Le compliance officer doit toujours avoir en tête l’idée de la traçabilité des opérations et des transactions, notamment internationales. En interne, c’est la procédure de conformité qui lui permet de définir le processus de due diligence adapté selon la catégorie de tiers, afin de détecter toute alerte qui bloquera l’opération ou la transaction envisagée. Cette due diligence est basée sur une analyse interne mais aussi externe afin de conforter la première et de mutualiser la responsabilité de cette due diligence. Les entreprises demandent depuis longtemps, notamment dans le cadre du G20, d’avoir accès à des bases de données internationales, notamment pour connaître les bénéficiaires ultimes de ses clients et fournisseurs. La limitation des risques se trouve dans la pertinence des informations recueillies.
Quel rôle pour les avocats ?
Les entreprises ont besoin d’avocats en interne, par exemple pour définir les sanctions disciplinaires lors de découvertes de comportements inappropriés. De même, pour sécuriser le processus menant d’une « alerte » à « protection du lanceur d’alerte ». Ou encore, lors des enquêtes civiles ou judiciaires, ou pour négocier la CJIP avec un procureur.

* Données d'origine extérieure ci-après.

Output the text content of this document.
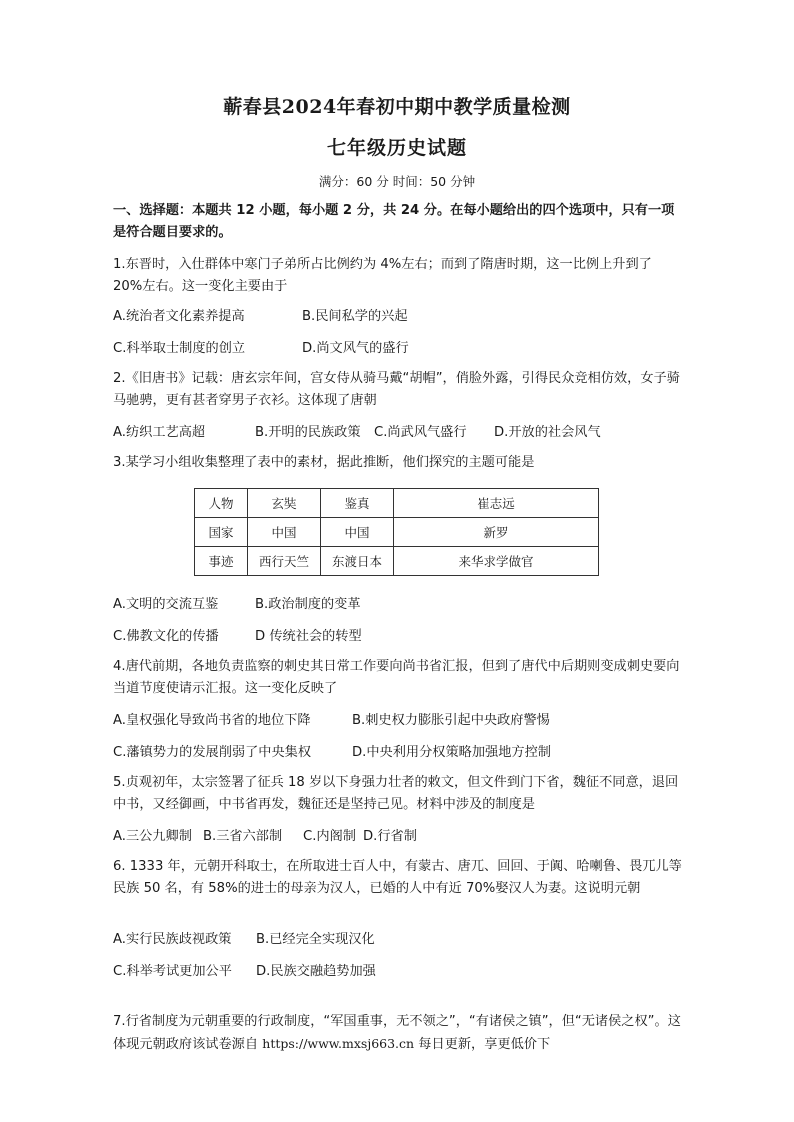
蕲春县2024年春初中期中教学质量检测
七年级历史试题
满分：60 分 时间：50 分钟
一、选择题：本题共 12 小题，每小题 2 分，共 24 分。在每小题给出的四个选项中，只有一项是符合题目要求的。
1.东晋时，入仕群体中寒门子弟所占比例约为 4%左右；而到了隋唐时期，这一比例上升到了 20%左右。这一变化主要由于
A.统治者文化素养提高	B.民间私学的兴起
C.科举取士制度的创立	D.尚文风气的盛行
2.《旧唐书》记载：唐玄宗年间，宫女侍从骑马戴“胡帽”，俏脸外露，引得民众竞相仿效，女子骑马驰骋，更有甚者穿男子衣衫。这体现了唐朝
A.纺织工艺高超	B.开明的民族政策 C.尚武风气盛行 D.开放的社会风气
3.某学习小组收集整理了表中的素材，据此推断，他们探究的主题可能是
人物	玄奘	鉴真	崔志远
国家	中国	中国	新罗
事迹	西行天竺	东渡日本	来华求学做官
A.文明的交流互鉴	B.政治制度的变革
C.佛教文化的传播	D 传统社会的转型
4.唐代前期，各地负责监察的刺史其日常工作要向尚书省汇报，但到了唐代中后期则变成刺史要向当道节度使请示汇报。这一变化反映了
A.皇权强化导致尚书省的地位下降	B.刺史权力膨胀引起中央政府警惕
C.藩镇势力的发展削弱了中央集权	D.中央利用分权策略加强地方控制
5.贞观初年，太宗签署了征兵 18 岁以下身强力壮者的敕文，但文件到门下省，魏征不同意，退回中书，又经御画，中书省再发，魏征还是坚持己见。材料中涉及的制度是
A.三公九卿制 B.三省六部制 C.内阁制 D.行省制
6. 1333 年，元朝开科取士，在所取进士百人中，有蒙古、唐兀、回回、于阗、哈喇鲁、畏兀儿等民族 50 名，有 58%的进士的母亲为汉人，已婚的人中有近 70%娶汉人为妻。这说明元朝
A.实行民族歧视政策 B.已经完全实现汉化
C.科举考试更加公平 D.民族交融趋势加强
7.行省制度为元朝重要的行政制度，“军国重事，无不领之”，“有诸侯之镇”，但“无诸侯之权”。这体现元朝政府该试卷源自 https://www.mxsj663.cn 每日更新，享更低价下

Les entreprises françaises seraient par ailleurs sans doute davantage protégées économiquement si ses avocats étaient des Français. La dimension « secret des affaires » nous préoccupe en effet beaucoup. Nous craignons que les procédures extraterritoriales soient l’occasion d’un pillage économique. Nous préférerions avoir de solides enquêteurs, avocats, experts, moniteurs français. Nous devons tous travailler en coopération, même avec l’État, c’est une question d’intelligence stratégique pour l’économie française.